Credit Suisse semiconductor analyst Randy Abrams yesterday raised his revenues and earnings forecast for UMC’s third and fourth quarters, which could bring the chipmaker’s bottom line this year to earnings of NT$1.08 billion (US$3.3 million), rather than the NT$822 million in losses he initially forecast.
“We believe the company will grow 3 percent month-on-month in September, bringing revenue growth to 20 percent quarter-on-quarter [in the current quarter],” Abrams said in the report.
UMC projected on July 29 that its revenues could grow by as much as 15 percent this quarter from NT$22.63 billion in the second quarter, after the company reported a surge of 108.8 percent in second-quarter revenues from NT$10.84 billion in the first quarter.

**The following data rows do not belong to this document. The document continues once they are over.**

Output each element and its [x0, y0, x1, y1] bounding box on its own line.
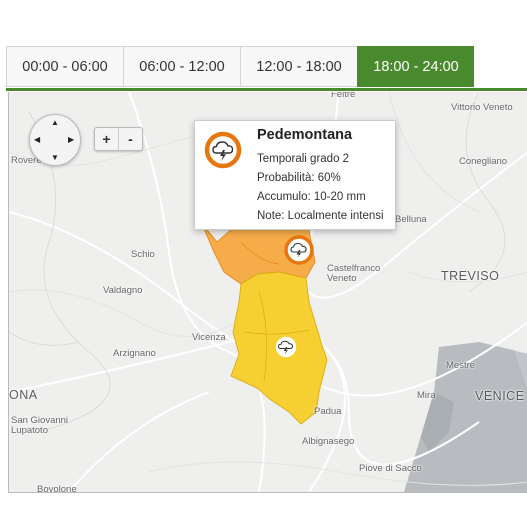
zoom-control: + -	[94, 127, 143, 151]
place-label: VENICE	[475, 389, 525, 403]
place-label: Belluna	[395, 214, 427, 225]
thunderstorm-icon	[204, 131, 242, 169]
place-label: Bovolone	[37, 484, 77, 493]
thunderstorm-icon	[284, 235, 314, 265]
tab-underline	[6, 88, 527, 91]
pan-right-icon[interactable]: ▶	[68, 135, 74, 144]
time-tabs: 00:00 - 06:00 06:00 - 12:00 12:00 - 18:0…	[6, 46, 474, 89]
tab-12-18[interactable]: 12:00 - 18:00	[240, 46, 357, 87]
place-label: Feltre	[331, 92, 356, 100]
tab-06-12[interactable]: 06:00 - 12:00	[123, 46, 240, 87]
zoom-out-button[interactable]: -	[118, 128, 142, 150]
place-label: Mira	[417, 390, 436, 401]
place-label: Vicenza	[192, 332, 226, 343]
thunderstorm-icon	[273, 334, 299, 360]
pan-left-icon[interactable]: ◀	[34, 135, 40, 144]
tab-18-24[interactable]: 18:00 - 24:00	[357, 46, 474, 87]
popup-line: Probabilità: 60%	[257, 172, 341, 184]
place-label: Vittorio Veneto	[451, 102, 513, 113]
pan-control: ▲ ▼ ◀ ▶	[29, 114, 81, 166]
place-label: Albignasego	[302, 436, 355, 447]
popup-title: Pedemontana	[257, 127, 353, 143]
place-label: Mestre	[446, 360, 476, 371]
popup-line: Note: Localmente intensi	[257, 210, 384, 222]
popup-line: Temporali grado 2	[257, 153, 350, 165]
place-label: Arzignano	[113, 348, 156, 359]
place-label: Schio	[131, 249, 155, 260]
zoom-in-button[interactable]: +	[95, 128, 118, 150]
place-label: Conegliano	[459, 156, 508, 167]
place-label: Padua	[314, 406, 342, 417]
place-label: San Giovanni Lupatoto	[11, 415, 69, 436]
map-view[interactable]: Feltre Vittorio Veneto Rovereto Coneglia…	[8, 92, 527, 493]
place-label: Piove di Sacco	[359, 463, 422, 474]
place-label: Castelfranco Veneto	[327, 263, 381, 284]
pan-down-icon[interactable]: ▼	[51, 153, 59, 162]
pan-up-icon[interactable]: ▲	[51, 118, 59, 127]
place-label: TREVISO	[441, 269, 500, 283]
popup-line: Accumulo: 10-20 mm	[257, 191, 366, 203]
place-label: Valdagno	[103, 285, 143, 296]
tab-00-06[interactable]: 00:00 - 06:00	[6, 46, 123, 87]
zone-popup: Pedemontana Temporali grado 2 Probabilit…	[194, 120, 396, 230]
place-label: ONA	[9, 388, 38, 402]
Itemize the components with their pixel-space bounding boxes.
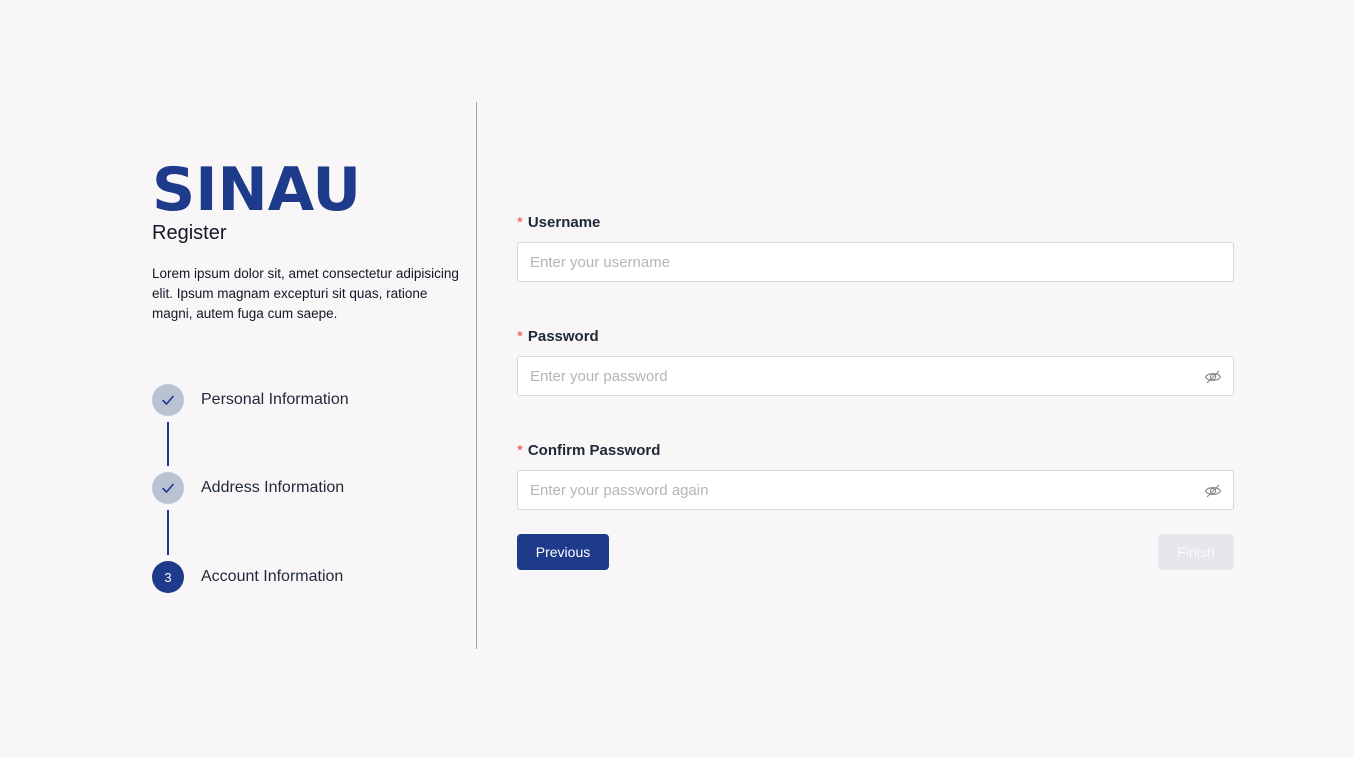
required-asterisk: * — [517, 441, 523, 459]
form-actions: Previous Finish — [517, 534, 1234, 570]
confirm-password-label-text: Confirm Password — [527, 441, 661, 459]
password-label-text: Password — [527, 327, 599, 345]
brand-logo: SINAU — [152, 155, 362, 225]
confirm-password-input[interactable] — [518, 471, 1233, 509]
step-address-information[interactable]: Address Information — [152, 472, 344, 504]
step-label: Address Information — [201, 479, 345, 496]
confirm-password-label: * Confirm Password — [517, 440, 1234, 460]
password-field-group: * Password — [517, 326, 1234, 396]
confirm-password-input-wrapper — [517, 470, 1234, 510]
username-input[interactable] — [518, 243, 1233, 281]
step-account-information[interactable]: 3 Account Information — [152, 561, 343, 593]
eye-off-icon[interactable] — [1204, 368, 1222, 386]
step-label: Account Information — [201, 568, 344, 585]
step-label: Personal Information — [201, 391, 349, 408]
username-field-group: * Username — [517, 212, 1234, 282]
password-input-wrapper — [517, 356, 1234, 396]
check-icon — [162, 483, 174, 493]
confirm-password-field-group: * Confirm Password — [517, 440, 1234, 510]
step-number-badge: 3 — [152, 561, 184, 593]
step-personal-information[interactable]: Personal Information — [152, 384, 349, 416]
previous-button[interactable]: Previous — [517, 534, 609, 570]
step-status-done — [152, 384, 184, 416]
check-icon — [162, 395, 174, 405]
vertical-divider — [476, 102, 477, 649]
username-label: * Username — [517, 212, 1234, 232]
username-input-wrapper — [517, 242, 1234, 282]
password-label: * Password — [517, 326, 1234, 346]
password-input[interactable] — [518, 357, 1233, 395]
eye-off-icon[interactable] — [1204, 482, 1222, 500]
step-connector — [167, 422, 169, 466]
step-connector — [167, 510, 169, 555]
finish-button[interactable]: Finish — [1158, 534, 1234, 570]
required-asterisk: * — [517, 327, 523, 345]
page-description: Lorem ipsum dolor sit, amet consectetur … — [152, 266, 459, 321]
register-page: SINAU Register Lorem ipsum dolor sit, am… — [0, 0, 1354, 757]
account-form: * Username * Password — [517, 212, 1234, 570]
step-status-done — [152, 472, 184, 504]
required-asterisk: * — [517, 213, 523, 231]
username-label-text: Username — [527, 213, 601, 231]
intro-panel: SINAU Register Lorem ipsum dolor sit, am… — [152, 160, 468, 324]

At the time, UMC chief executive officer Sun Shih-wei (孫世偉) said that third-quarter wafer shipments would rise between 8 percent and 10 percent from the second quarter, while average selling prices (ASP) would advance 5 percent quarter-on-quarter.

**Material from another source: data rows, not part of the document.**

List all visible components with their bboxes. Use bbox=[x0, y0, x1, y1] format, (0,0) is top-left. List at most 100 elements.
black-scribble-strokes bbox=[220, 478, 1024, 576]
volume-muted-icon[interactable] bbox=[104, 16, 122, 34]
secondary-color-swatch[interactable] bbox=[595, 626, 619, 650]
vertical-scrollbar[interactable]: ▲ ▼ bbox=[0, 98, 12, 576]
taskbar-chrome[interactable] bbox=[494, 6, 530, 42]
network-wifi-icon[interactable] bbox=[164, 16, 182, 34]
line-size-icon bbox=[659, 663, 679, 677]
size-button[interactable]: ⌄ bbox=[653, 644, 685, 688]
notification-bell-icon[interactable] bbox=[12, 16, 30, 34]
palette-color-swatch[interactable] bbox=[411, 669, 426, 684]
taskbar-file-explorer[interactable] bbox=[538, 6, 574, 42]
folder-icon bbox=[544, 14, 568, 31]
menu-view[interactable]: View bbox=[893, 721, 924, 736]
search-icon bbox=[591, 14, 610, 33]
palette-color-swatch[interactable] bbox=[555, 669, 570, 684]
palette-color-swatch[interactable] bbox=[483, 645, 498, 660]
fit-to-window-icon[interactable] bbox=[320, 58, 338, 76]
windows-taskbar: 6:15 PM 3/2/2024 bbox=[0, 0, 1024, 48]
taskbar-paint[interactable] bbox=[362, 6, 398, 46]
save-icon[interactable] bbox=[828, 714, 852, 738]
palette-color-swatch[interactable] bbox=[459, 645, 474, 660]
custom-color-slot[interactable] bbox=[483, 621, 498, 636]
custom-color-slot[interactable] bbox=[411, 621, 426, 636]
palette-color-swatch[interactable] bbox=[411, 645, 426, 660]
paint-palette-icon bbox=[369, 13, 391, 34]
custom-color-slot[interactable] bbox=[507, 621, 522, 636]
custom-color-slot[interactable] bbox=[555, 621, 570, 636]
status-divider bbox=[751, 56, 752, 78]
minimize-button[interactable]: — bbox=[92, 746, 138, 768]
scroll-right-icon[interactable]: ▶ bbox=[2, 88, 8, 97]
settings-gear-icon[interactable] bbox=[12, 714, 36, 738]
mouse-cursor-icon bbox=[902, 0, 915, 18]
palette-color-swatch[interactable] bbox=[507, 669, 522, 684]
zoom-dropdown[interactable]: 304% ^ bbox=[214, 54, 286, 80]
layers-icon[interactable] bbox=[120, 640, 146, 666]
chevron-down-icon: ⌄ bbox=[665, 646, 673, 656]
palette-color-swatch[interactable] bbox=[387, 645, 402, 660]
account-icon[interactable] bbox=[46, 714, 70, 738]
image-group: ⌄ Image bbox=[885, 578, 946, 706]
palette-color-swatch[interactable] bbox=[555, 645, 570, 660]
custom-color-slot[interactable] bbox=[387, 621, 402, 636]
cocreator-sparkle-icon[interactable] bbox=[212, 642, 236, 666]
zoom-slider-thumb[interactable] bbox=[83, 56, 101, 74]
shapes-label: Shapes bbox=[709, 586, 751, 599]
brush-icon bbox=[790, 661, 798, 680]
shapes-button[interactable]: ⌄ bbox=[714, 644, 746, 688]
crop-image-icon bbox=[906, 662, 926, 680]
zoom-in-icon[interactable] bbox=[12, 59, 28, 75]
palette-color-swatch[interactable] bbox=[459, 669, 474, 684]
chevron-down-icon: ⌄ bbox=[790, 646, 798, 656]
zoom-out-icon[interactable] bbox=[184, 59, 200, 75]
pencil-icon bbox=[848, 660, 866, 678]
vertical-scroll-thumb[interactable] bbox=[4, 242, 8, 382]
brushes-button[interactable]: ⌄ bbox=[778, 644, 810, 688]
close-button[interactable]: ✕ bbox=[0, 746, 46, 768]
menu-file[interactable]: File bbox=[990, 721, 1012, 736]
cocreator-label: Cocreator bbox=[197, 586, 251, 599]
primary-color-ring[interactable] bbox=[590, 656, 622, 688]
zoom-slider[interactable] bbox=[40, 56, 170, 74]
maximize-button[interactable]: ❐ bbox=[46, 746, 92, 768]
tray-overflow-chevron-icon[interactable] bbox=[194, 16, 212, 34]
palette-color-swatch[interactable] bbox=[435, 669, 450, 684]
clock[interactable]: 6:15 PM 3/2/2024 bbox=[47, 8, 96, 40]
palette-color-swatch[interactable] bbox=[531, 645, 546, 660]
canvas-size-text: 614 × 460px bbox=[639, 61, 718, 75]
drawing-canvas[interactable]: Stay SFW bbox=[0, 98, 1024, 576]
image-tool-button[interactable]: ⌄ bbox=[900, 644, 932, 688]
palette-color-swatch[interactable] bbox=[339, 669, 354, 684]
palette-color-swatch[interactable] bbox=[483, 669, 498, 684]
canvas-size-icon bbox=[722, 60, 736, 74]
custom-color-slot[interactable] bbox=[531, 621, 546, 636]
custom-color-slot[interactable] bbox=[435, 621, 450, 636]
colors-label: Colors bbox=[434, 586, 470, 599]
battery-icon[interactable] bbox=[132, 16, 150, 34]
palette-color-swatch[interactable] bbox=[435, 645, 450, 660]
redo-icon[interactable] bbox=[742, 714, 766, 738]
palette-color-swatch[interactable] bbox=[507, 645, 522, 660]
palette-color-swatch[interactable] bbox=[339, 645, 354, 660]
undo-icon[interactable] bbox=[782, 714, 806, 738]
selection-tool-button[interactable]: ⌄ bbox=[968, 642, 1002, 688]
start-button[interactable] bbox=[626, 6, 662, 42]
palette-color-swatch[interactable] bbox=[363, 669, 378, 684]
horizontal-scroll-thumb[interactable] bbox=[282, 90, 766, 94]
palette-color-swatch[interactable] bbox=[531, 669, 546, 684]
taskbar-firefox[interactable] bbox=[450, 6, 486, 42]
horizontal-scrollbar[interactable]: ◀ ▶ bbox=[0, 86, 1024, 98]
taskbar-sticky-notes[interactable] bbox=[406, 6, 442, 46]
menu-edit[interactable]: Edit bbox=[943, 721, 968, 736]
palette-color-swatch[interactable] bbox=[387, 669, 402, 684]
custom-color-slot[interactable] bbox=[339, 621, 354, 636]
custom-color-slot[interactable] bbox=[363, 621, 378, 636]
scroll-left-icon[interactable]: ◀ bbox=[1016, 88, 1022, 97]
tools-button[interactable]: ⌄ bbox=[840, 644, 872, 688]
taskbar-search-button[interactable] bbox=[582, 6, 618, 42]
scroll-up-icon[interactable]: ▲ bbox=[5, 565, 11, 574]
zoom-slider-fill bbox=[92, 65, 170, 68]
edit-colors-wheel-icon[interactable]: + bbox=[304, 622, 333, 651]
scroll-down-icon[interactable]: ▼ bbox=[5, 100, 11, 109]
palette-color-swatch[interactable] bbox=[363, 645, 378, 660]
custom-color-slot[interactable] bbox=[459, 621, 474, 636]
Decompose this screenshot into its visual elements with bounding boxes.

“Through August, UMC has booked 69 percent of its revenue forecast of a 15 percent quarter-on-quarter growth. We believe the company will grow 3 percent month-on-month in September, bringing revenue growth of 20 percent quarter-on-quarter,” Abrams said in the report.

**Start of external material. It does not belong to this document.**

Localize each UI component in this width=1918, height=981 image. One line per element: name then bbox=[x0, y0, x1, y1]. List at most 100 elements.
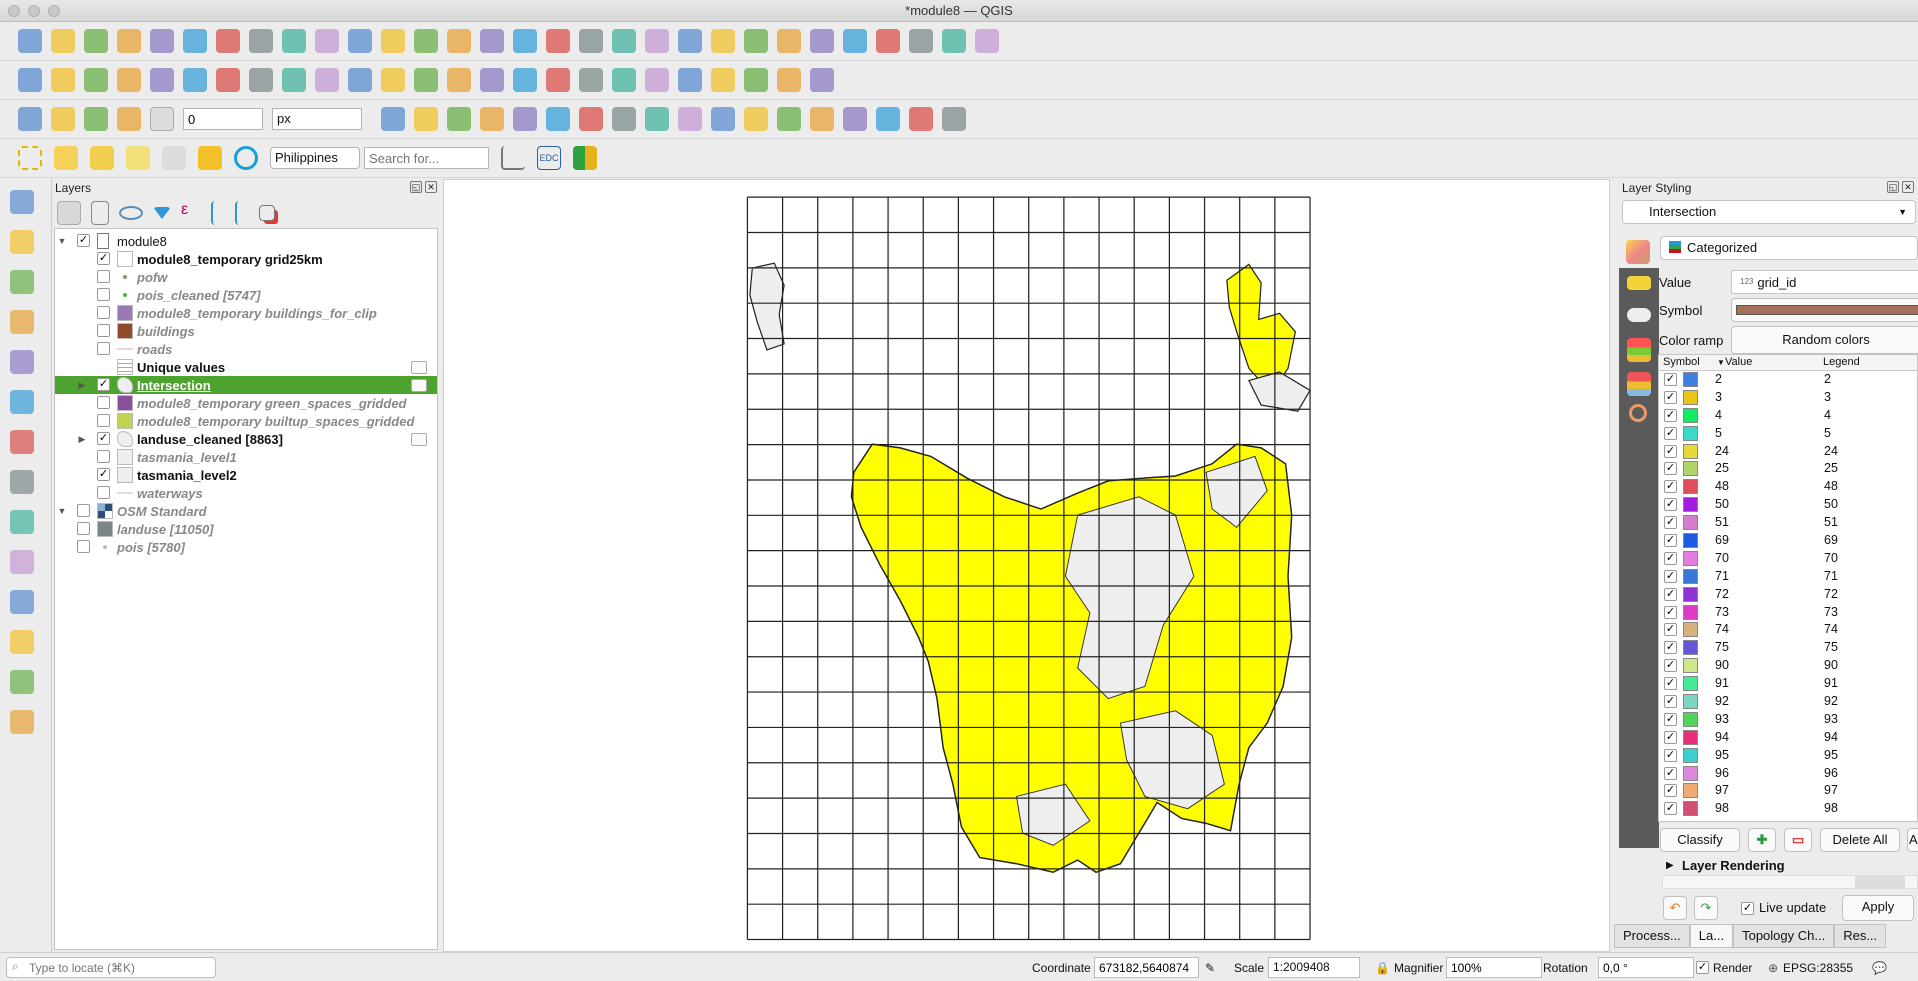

Abrams also raised its fourth-quarter revenue forecast to zero growth from a previous estimate of a 7 percent quarter-on-quarter decline.
“Lean semiconductor inventory and downstream builds are lifting the fourth quarter,” he said.
Citigroup analyst Andrew Lu (陸行之) also adjusted upward his earnings forecast for UMC to NT$0.04 per share this year, from a loss of NT$0.21 per share, factoring in a better third-quarter performance and a more moderate fourth-quarter downturn.
“Demand is strong at all 12-inch fabs and 0.13-micron and 0.18-micron technologies at our 8-inch fabs,” Lu said in a report issued on Tuesday, adding that Taiwanese chip designers were showing stronger demand than others.
UMC, however, could be more exposed to market share losses and pricing cuts — resulting from the integration of contract chipmaker Chartered Semiconductor Manufacturing Inc and Globalfoundries — than bigger rival Taiwan Semiconductor Manufacturing Co (TSMC, 台積電) over the next two to three years, Lu said in the report.
Commenting on industry competition, Abrams said the alliance between TSMC and IBM to consolidate foundry resources would not pose an imminent threat to UMC.
Lu retained his original rating on UMC at “sell” and Abrams reiterated a “neutral” rating.
Shares of UMC and TSMC fell 0.93 percent and 1.12 percent to NT$16 and NT$62 respectively, underperforming the benchmark TAIEX index, which lsot 0.87 percent.